15.1.09

Jens Elvekjaer at Dumbarton Oaks

Jens Elvekjaer, pianist
Jens Elvekjaer, pianist
This review is an Ionarts exclusive.

Jens Elvekjaer gave his American recital debut this weekend on the Friends of Music series at Dumbarton Oaks. Washington audiences have heard this Danish pianist before, in his appearance with Trio con Brio Copenhagen this past February at the Clarice Smith Center (the group will be back again on February 18, at the Library of Congress, with violist James Dunham). For his first exposure as a soloist, Elvekjaer played a challenging and alluring program extremely well, if there were not quite enough superlative moments to add up to a complete rave.

The concert opened with Danish music, Carl Nielsen's Tema med variationer, a set of fifteen more or less continuous variations on a gentle neo-Baroque theme with unexpected harmonic shifts, composed in 1916-17. Elvekjaer is something of a Nielsen specialist, as his only recording, to my knowledge [See correction below--Ed.], is the first volume of a complete Nielsen chamber music set from Dacapo (the second volume will be released later this month). He will hopefully record the variations, which he played from the score, turning his own pages (which required him to drop a few notes in the demanding fifteenth variation). The variations were alternately devilish (no. 6), playful (no. 5), and gentle (the interweaving lines of no. 10), evoking flavors redolent of Schumann (the crossing hands of no. 1), Chopin (the mournful inner voices of the mazurka-like no. 8), and Debussy (the cascading tolling of bells in no. 15, reminiscent of La cathédrale engloutie). Elvekjaer gave a range of finishes to the different genres referenced, a gloomy funeral lament for the homophonic no. 7, flashing sparkle for the toccata of no. 11, soft pedal and whirring tremolos in the music box-like no. 12, and obsessive harping on the ostinato half-step in the top voice of no. 13.

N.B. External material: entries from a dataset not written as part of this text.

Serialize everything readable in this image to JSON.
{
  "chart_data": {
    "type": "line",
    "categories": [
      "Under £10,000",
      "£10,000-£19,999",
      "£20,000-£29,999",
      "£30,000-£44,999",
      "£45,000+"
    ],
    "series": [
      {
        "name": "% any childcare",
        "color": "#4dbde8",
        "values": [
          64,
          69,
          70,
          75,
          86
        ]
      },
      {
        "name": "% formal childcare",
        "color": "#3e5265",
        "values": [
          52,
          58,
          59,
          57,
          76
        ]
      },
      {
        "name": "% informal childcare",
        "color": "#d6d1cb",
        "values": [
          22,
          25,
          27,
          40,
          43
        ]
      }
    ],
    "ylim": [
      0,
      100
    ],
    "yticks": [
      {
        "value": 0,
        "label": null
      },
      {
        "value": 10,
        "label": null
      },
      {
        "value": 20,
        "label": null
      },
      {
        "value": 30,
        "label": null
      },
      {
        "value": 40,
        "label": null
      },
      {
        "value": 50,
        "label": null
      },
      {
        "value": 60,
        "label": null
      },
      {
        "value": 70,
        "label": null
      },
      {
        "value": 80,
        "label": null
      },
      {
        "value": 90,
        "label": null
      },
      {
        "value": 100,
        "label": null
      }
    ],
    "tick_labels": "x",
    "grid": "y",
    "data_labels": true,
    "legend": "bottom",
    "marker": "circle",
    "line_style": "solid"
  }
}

Pianist Jens Elvekjaer playing Nielsen in the Music Room, January 12, 2009
(photo courtesy of Dumbarton Oaks)

The rest of the first half was devoted to one of the autumnal last three piano sonatas of Schubert (C minor, D. 958 -- see online score). Played from memory, the piece again showcased the range of Elvekjaer's touch, which impressed especially by its strength in the weighty passages. Some of the lighter moments, like the second theme of the first movement, could have been a little more feathery, although that may have been partly due to the Dumbarton Steinway, which is a little crunchy. The often bleak mood fit well with the numerous references to Schubert's own Winterreise song cycle. It was gutsy to conclude this recital with Musorgsky's daunting Pictures at an Exhibition, and Elvekjaer played it with considerable technical polish, a few clunky moments in Baba-Yaga aside (hey, even William Kapell didn't get all the notes). Here Elvekjaer's work at the forte end of the spectrum maxed out the instrument a bit, as in the Bydlo movement, but the lighter movements were fluffy and fun, like the gently teasing children of Tuileries and the pointy, scratching Ballet of the Unhatched Chicks.

Available from Amazon
Nielsen Chamber Music, Vol. 1, J. Elvekjaer et al.
An accidentally dropped cane marred the opening of the Schubert, something that promised to spoil the recording of this concert, made for broadcast on NPR and WETA's Front Row Washington, for the first time at Dumbarton Oaks. Happily, when Elvekjaer appeared for his second encore (the first, hitting exactly the right tone, was Schubert's G-flat major impromptu), he informed us that he was going to play the opening of the sonata again, to patch into the broadcast. That fixed the cane noise, but not the obtrusive snoring toward the end of the third movement. We'll have to see if that can be heard on the radio.

The next concerts on the Friends of Music series at Dumbarton Oaks will feature Concertino Palatino with Dutch soprano Johannette Zomer, in 17th-century music by Heinrich Schütz, Samuel Scheidt, Johann Rosenmüller, and Daniel Speer (February 8 and 9).

CORRECTION:
Jens Elvekjaer's manager informs me of the following: "Mr. Elvekjaer does indeed have another recording out: his début CD of Ravel, Franck and Debussy, which was nominated for two Danish Music Awards." Thanks for the information!